Oh! Quão diferente é a infância nos dias de hoje. Os tempos mudaram os costumes. Já não se brinca como antigamente. O progresso escraviza o homem desestimulando sua criatividade. A criança que outrora improvisava brincadeiras e criava seus brinquedos, hoje se sente privada ante o crescimento tecnológico. Se não bastasse a televisão e o celular, agora o computador, que nos mais variados estilos escravizam o homem ainda mais. Criado como instrumento de trabalho, estudo e pesquisa, para facilitar a vida das pessoas, o computador, tipo: smarffone, tablet se tornou um vício incontrolável, provando que o homem, sempre dependente do meio, não resistiu ao poder de alienação da informática. É incalculável o número de pessoas, principalmente jovens, a mercê da máquina. O ser humano, independente da idade, na condição de admirador em potencial, se transforma em escravo, passando horas diante de um PC. Esquecendo o mundo em sua volta, trocam o calor humano pela diversificada opção do mundo cibernético. O homem torna-se cativo de suas próprias invenções.

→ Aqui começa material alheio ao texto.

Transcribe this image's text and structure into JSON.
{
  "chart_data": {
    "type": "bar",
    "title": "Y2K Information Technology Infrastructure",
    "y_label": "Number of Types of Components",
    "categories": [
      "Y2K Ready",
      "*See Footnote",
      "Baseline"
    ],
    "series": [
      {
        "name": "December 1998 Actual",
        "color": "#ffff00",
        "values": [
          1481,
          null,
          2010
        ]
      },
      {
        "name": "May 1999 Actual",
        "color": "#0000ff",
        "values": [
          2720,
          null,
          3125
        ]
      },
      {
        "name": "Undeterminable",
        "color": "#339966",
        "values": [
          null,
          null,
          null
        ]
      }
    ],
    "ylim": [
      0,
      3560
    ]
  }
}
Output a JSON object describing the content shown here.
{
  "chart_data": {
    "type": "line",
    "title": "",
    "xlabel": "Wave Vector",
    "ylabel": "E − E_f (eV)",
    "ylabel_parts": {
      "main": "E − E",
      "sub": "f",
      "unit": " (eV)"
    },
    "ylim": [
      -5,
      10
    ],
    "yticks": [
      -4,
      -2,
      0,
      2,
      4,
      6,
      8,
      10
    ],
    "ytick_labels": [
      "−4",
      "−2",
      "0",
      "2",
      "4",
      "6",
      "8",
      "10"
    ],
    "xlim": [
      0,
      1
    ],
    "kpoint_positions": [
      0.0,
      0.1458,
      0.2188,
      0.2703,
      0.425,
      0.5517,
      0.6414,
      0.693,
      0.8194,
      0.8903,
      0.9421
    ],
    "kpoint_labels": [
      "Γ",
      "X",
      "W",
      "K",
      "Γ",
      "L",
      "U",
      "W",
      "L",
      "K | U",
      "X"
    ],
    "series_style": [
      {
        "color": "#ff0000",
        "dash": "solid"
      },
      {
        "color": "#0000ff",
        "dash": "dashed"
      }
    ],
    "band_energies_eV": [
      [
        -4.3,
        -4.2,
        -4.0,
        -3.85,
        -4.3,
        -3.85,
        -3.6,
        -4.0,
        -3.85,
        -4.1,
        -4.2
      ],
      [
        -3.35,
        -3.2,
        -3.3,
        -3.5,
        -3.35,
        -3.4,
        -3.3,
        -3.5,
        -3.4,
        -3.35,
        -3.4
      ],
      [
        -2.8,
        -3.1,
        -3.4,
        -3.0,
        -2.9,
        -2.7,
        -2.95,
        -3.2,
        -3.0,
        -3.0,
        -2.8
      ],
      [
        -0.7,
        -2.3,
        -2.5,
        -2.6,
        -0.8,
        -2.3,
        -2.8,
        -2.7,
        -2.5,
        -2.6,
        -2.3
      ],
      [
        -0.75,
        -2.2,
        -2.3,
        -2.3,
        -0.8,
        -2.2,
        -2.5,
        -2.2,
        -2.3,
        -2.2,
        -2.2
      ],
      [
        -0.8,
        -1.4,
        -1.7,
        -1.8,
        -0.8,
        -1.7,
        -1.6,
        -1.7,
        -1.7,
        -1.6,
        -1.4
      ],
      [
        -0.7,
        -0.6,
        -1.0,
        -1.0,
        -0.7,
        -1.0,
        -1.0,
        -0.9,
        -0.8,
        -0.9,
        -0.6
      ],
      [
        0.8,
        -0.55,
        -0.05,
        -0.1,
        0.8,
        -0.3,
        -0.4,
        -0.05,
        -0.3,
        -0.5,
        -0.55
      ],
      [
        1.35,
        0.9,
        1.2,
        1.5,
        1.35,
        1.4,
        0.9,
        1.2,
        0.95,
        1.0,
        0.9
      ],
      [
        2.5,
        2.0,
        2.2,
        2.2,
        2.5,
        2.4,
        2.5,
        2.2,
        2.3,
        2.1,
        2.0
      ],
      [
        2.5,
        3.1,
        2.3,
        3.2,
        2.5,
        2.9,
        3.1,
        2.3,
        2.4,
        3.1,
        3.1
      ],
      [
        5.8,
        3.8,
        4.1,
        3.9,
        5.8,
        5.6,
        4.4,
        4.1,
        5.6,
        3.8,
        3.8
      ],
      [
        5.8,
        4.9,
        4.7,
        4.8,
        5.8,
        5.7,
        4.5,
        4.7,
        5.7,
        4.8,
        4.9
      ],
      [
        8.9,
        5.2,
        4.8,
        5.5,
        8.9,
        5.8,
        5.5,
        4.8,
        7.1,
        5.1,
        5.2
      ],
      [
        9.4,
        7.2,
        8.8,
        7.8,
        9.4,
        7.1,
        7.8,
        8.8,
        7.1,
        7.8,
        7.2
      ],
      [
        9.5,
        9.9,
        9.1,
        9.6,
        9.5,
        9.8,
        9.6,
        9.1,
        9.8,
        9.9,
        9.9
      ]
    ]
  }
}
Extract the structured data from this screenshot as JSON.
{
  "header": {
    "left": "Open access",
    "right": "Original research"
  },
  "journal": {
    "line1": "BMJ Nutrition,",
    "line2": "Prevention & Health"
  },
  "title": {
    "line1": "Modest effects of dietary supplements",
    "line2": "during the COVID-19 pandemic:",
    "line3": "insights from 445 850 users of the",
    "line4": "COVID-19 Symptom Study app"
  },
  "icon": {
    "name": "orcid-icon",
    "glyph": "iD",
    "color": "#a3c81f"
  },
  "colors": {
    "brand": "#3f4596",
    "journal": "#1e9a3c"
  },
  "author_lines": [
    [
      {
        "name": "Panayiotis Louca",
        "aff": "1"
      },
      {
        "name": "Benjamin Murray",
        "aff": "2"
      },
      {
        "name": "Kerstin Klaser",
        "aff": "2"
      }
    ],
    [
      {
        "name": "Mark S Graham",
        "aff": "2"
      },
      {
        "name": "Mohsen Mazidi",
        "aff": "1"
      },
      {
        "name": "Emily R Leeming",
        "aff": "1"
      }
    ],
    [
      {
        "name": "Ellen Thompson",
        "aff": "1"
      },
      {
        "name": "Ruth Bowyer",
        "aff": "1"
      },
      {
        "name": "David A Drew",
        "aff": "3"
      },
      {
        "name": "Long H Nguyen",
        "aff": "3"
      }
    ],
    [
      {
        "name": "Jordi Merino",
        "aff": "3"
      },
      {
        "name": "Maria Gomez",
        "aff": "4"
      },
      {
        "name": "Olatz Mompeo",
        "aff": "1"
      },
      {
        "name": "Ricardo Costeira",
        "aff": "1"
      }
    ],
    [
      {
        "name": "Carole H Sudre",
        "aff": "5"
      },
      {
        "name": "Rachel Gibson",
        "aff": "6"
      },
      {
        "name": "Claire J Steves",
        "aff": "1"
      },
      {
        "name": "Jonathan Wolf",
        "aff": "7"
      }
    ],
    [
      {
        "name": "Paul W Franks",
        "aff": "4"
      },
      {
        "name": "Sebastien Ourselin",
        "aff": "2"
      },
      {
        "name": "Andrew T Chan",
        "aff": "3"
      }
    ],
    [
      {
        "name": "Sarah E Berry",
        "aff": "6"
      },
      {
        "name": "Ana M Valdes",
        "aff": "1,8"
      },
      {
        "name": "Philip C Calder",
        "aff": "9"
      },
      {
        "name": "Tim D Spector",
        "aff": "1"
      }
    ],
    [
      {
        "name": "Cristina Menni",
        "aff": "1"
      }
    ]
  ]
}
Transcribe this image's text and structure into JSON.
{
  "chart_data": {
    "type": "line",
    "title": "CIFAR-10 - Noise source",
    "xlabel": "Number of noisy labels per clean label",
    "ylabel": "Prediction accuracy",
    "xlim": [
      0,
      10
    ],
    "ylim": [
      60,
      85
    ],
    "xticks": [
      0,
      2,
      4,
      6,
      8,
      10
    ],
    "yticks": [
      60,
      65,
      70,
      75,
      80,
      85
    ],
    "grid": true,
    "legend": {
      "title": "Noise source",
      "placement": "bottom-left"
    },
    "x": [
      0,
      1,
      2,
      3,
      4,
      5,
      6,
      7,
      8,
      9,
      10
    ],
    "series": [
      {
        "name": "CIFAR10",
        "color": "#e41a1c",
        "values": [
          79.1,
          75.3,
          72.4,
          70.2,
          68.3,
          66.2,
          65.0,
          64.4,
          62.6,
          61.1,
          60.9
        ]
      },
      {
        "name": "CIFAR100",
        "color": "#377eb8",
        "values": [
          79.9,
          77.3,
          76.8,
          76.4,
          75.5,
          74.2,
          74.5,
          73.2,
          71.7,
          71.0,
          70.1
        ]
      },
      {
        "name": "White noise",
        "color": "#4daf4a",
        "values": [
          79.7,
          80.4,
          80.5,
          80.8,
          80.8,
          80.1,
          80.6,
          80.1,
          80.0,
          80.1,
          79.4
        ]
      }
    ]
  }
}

Comparando, é evidente a diferença entre a infância do passado e a do presente. Transformações marcantes afetam os costumes onde os pais são reféns da vontade de seus filhos. Ser criança, hoje, é usufruir de brinquedos modernos, jogos sofisticados, carros eletrônicos ou televisão “top de linha”, que substitui o aconchego familiar. E, o que é pior, os idosos vistos com indiferença, são tratados de você ou de “coroa”, denominação pejorativa que exprime o alto grau de desrespeito. Grande parte da criançada é cuidada por “babás”, portanto, desprovida do amor dos pais, outro tratamento não poderia ter, senão, o da insensibilidade.  

Encerrando o ciclo da existência, chego à última fase da vida, relembrando o ontem com saudade.  

Não obstante aos tempos atuais e seus recursos, dou viva a infância de hoje, mas, ouso afirmar: a minha foi melhor.

Ninguém, absolutamente ninguém, pode ao mesmo tempo estar no presente e no passado, salvo, em pensamento. Assim, é que carrego comigo doces lembranças das RUAS DE MINHA INFÂNCIA.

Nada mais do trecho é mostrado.